La Corée du Nord poursuit le développement de ses capacités nucléaires et balistiques [en]

Non-prolifération/Corée du Nord
Intervention de M. Nicolas de Rivière, représentant permanent de la France auprès des Nations unies
Conseil de sécurité - 11 décembre 2019

Madame la Présidente,

Ce Conseil se mobilise depuis des années sur le dossier nucléaire nord-coréen ; et depuis des années, la menace n’a cessé de s’amplifier et de s’aggraver. Les risques ne sont pas seulement réels et avérés ; ils sont très élevés et croissants.
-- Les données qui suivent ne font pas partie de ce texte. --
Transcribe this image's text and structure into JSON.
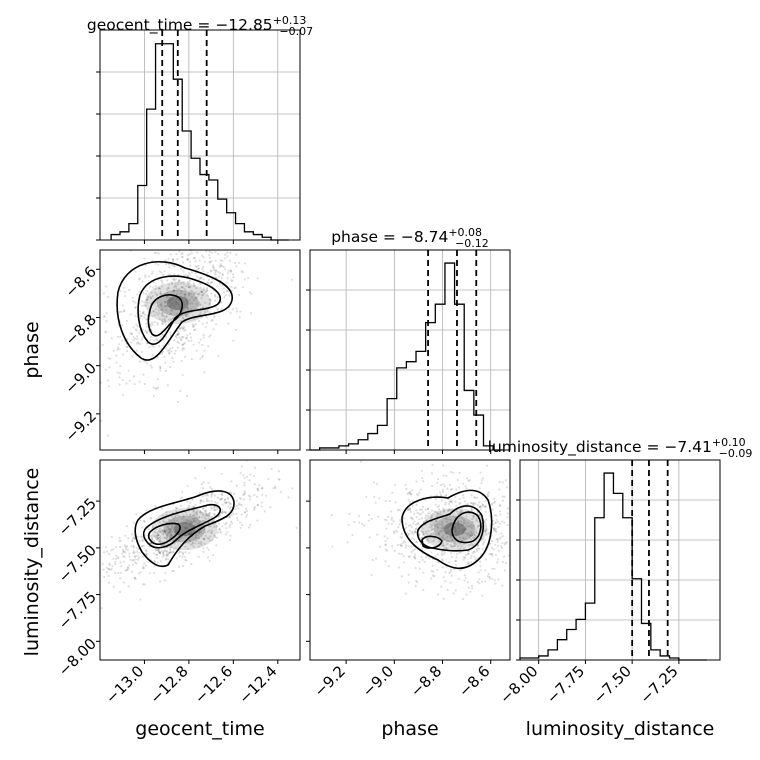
{
  "chart_data": {
    "type": "corner",
    "parameters": [
      "geocent_time",
      "phase",
      "luminosity_distance"
    ],
    "titles": [
      {
        "name": "geocent_time",
        "median": "−12.85",
        "plus": "+0.13",
        "minus": "−0.07"
      },
      {
        "name": "phase",
        "median": "−8.74",
        "plus": "+0.08",
        "minus": "−0.12"
      },
      {
        "name": "luminosity_distance",
        "median": "−7.41",
        "plus": "+0.10",
        "minus": "−0.09"
      }
    ],
    "ranges": [
      [
        -13.2,
        -12.3
      ],
      [
        -9.35,
        -8.52
      ],
      [
        -8.1,
        -7.03
      ]
    ],
    "ticks": [
      {
        "values": [
          -13.0,
          -12.8,
          -12.6,
          -12.4
        ],
        "labels": [
          "−13.0",
          "−12.8",
          "−12.6",
          "−12.4"
        ]
      },
      {
        "values": [
          -9.2,
          -9.0,
          -8.8,
          -8.6
        ],
        "labels": [
          "−9.2",
          "−9.0",
          "−8.8",
          "−8.6"
        ]
      },
      {
        "values": [
          -8.0,
          -7.75,
          -7.5,
          -7.25
        ],
        "labels": [
          "−8.00",
          "−7.75",
          "−7.50",
          "−7.25"
        ]
      }
    ],
    "histograms": [
      {
        "bin_start": -13.15,
        "bin_width": 0.04,
        "counts": [
          2,
          3,
          6,
          20,
          48,
          72,
          72,
          59,
          40,
          30,
          24,
          22,
          15,
          10,
          6,
          3,
          2,
          1,
          0,
          0
        ],
        "quantiles": [
          -12.92,
          -12.85,
          -12.72
        ]
      },
      {
        "bin_start": -9.35,
        "bin_width": 0.04,
        "counts": [
          0,
          1,
          1,
          2,
          3,
          5,
          8,
          12,
          25,
          40,
          43,
          48,
          62,
          71,
          91,
          71,
          29,
          17,
          2,
          0
        ],
        "quantiles": [
          -8.86,
          -8.74,
          -8.66
        ]
      },
      {
        "bin_start": -8.1,
        "bin_width": 0.05,
        "counts": [
          1,
          1,
          2,
          5,
          10,
          15,
          20,
          28,
          70,
          92,
          82,
          70,
          40,
          18,
          5,
          2,
          1,
          0,
          0,
          0
        ],
        "quantiles": [
          -7.5,
          -7.41,
          -7.31
        ]
      }
    ],
    "scatter_2d": [
      {
        "x_param": "geocent_time",
        "y_param": "phase",
        "mean": [
          -12.85,
          -8.74
        ],
        "sd": [
          0.12,
          0.12
        ],
        "corr": 0.5
      },
      {
        "x_param": "geocent_time",
        "y_param": "luminosity_distance",
        "mean": [
          -12.82,
          -7.4
        ],
        "sd": [
          0.14,
          0.1
        ],
        "corr": 0.8
      },
      {
        "x_param": "phase",
        "y_param": "luminosity_distance",
        "mean": [
          -8.75,
          -7.4
        ],
        "sd": [
          0.12,
          0.1
        ],
        "corr": 0.0
      }
    ],
    "xlabels": [
      "geocent_time",
      "phase",
      "luminosity_distance"
    ],
    "ylabels": [
      "phase",
      "luminosity_distance"
    ]
  }
}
A l’heure où nous nous réunissons, ce programme continue à progresser et la matière fissile à être produite

Nous partageons pleinement la préoccupation exprimée à l’égard des provocations nord-coréennes, et en particulier les 13 séries de tirs d’une vingtaine de missiles balistiques de ces derniers mois. Ces tirs démontrent la volonté de la Corée du Nord de développer son arsenal de missiles. Ils violent nos décisions, qui interdisent clairement à la Corée du Nord de recourir aux technologies balistiques. Ils portent atteinte à la stabilité et à la sécurité régionales et à la paix et à la sécurité internationales. Ils sapent notre confiance et font douter de la sincérité du régime dans sa volonté de négocier.
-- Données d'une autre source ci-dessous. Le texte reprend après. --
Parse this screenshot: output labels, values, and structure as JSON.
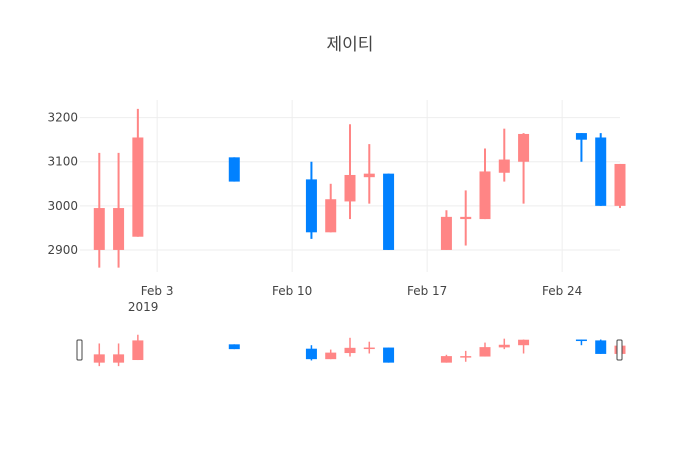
{
  "chart_data": {
    "type": "candlestick",
    "title": "제이티",
    "x_ticks": [
      {
        "date": "2019-02-03",
        "label": "Feb 3",
        "sublabel": "2019"
      },
      {
        "date": "2019-02-10",
        "label": "Feb 10",
        "sublabel": ""
      },
      {
        "date": "2019-02-17",
        "label": "Feb 17",
        "sublabel": ""
      },
      {
        "date": "2019-02-24",
        "label": "Feb 24",
        "sublabel": ""
      }
    ],
    "y_ticks": [
      2900,
      3000,
      3100,
      3200
    ],
    "x_range": [
      "2019-01-30",
      "2019-02-27"
    ],
    "y_range": [
      2850,
      3240
    ],
    "grid": true,
    "range_slider": true,
    "colors": {
      "increasing": "#ff8585",
      "decreasing": "#0181ff",
      "grid": "#eeeeee",
      "text": "#444444",
      "slider_border": "#444444"
    },
    "candles": [
      {
        "date": "2019-01-31",
        "open": 2900,
        "high": 3120,
        "low": 2860,
        "close": 2995
      },
      {
        "date": "2019-02-01",
        "open": 2900,
        "high": 3120,
        "low": 2860,
        "close": 2995
      },
      {
        "date": "2019-02-02",
        "open": 2930,
        "high": 3220,
        "low": 2930,
        "close": 3155
      },
      {
        "date": "2019-02-07",
        "open": 3110,
        "high": 3110,
        "low": 3055,
        "close": 3055
      },
      {
        "date": "2019-02-11",
        "open": 3060,
        "high": 3100,
        "low": 2925,
        "close": 2940
      },
      {
        "date": "2019-02-12",
        "open": 2940,
        "high": 3050,
        "low": 2940,
        "close": 3015
      },
      {
        "date": "2019-02-13",
        "open": 3010,
        "high": 3185,
        "low": 2970,
        "close": 3070
      },
      {
        "date": "2019-02-14",
        "open": 3065,
        "high": 3140,
        "low": 3005,
        "close": 3073
      },
      {
        "date": "2019-02-15",
        "open": 3073,
        "high": 3073,
        "low": 2900,
        "close": 2900
      },
      {
        "date": "2019-02-18",
        "open": 2900,
        "high": 2990,
        "low": 2900,
        "close": 2975
      },
      {
        "date": "2019-02-19",
        "open": 2970,
        "high": 3035,
        "low": 2910,
        "close": 2975
      },
      {
        "date": "2019-02-20",
        "open": 2970,
        "high": 3130,
        "low": 2970,
        "close": 3078
      },
      {
        "date": "2019-02-21",
        "open": 3075,
        "high": 3175,
        "low": 3055,
        "close": 3105
      },
      {
        "date": "2019-02-22",
        "open": 3100,
        "high": 3165,
        "low": 3005,
        "close": 3163
      },
      {
        "date": "2019-02-25",
        "open": 3165,
        "high": 3165,
        "low": 3100,
        "close": 3150
      },
      {
        "date": "2019-02-26",
        "open": 3155,
        "high": 3165,
        "low": 3000,
        "close": 3000
      },
      {
        "date": "2019-02-27",
        "open": 3000,
        "high": 3095,
        "low": 2995,
        "close": 3095
      }
    ]
  }
}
La Corée du Nord n’a pas cessé de poursuivre le développement de ses capacités nucléaires et balistiques. Contrairement à ce que l’on entend ici ou là, elle n’a rigoureusement pris aucune mesure en sens inverse. Les sites liés à ses programmes illicites restent opérationnels et actifs. Le test du 7 décembre ne montre pas uniquement que le régime envisage de poursuivre ses provocations en violation des résolutions de ce Conseil, mais également qu’il ne respecte pas ses propres engagements, puisque KIM Jong-un avait annoncé le démantèlement du site où cet essai a eu lieu, Tongchang-ri, lors du sommet intercoréen de Pyongyang en septembre 2018.

Dans ce contexte, nous devons rester à la fois lucides et vigilants sur la situation. Notre approche sur ce dossier doit être ferme, claire et sans ambiguïté.
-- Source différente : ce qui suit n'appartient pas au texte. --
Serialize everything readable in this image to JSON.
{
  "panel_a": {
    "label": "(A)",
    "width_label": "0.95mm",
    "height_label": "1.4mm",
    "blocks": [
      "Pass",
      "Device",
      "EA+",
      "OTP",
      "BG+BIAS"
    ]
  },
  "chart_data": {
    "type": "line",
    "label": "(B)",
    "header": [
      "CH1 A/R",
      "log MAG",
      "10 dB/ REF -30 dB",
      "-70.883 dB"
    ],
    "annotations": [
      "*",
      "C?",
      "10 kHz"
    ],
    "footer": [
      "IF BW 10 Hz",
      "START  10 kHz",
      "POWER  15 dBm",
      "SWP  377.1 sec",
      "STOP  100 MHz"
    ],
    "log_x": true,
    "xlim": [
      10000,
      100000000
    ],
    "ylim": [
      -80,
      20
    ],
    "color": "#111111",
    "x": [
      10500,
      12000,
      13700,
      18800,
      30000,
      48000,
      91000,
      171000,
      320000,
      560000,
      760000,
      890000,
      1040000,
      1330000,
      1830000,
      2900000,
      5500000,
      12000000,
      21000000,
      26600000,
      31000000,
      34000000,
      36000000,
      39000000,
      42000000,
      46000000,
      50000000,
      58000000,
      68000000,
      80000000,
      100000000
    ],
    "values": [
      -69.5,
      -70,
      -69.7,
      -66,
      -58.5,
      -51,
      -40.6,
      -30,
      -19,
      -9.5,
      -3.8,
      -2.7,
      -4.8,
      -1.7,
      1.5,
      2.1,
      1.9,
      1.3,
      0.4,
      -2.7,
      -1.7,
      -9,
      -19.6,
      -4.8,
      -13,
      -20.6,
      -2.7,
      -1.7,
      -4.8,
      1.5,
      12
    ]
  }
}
Je souhaite rappeler que la mise en œuvre stricte et intégrale des décisions du Conseil de sécurité et, à travers lui, de la communauté internationale, est une obligation collective. Elle doit aller de soi pour nous tous.

Le régime a méthodiquement poursuivi ses efforts pour contourner les sanctions et échapper aux effets de nos décisions, qu’il s’agisse de la présence à l’étranger de travailleurs envoyés par le régime ou de transbordements illicites de produits pétroliers et de charbon. Le panel d’experts nous fait régulièrement part de ses conclusions sur les nombreuses violations observées.

Les sanctions ne sont pas une fin en soi, elles servent notre objectif commun de parvenir à la dénucléarisation de la Corée du Nord. La situation ne justifie aucunement de les lever et d’alléger leur mise en œuvre. Nous devons en outre être prêts à répondre avec fermeté à toute remise en cause par le régime nord-coréen de nos décisions et de notre autorité.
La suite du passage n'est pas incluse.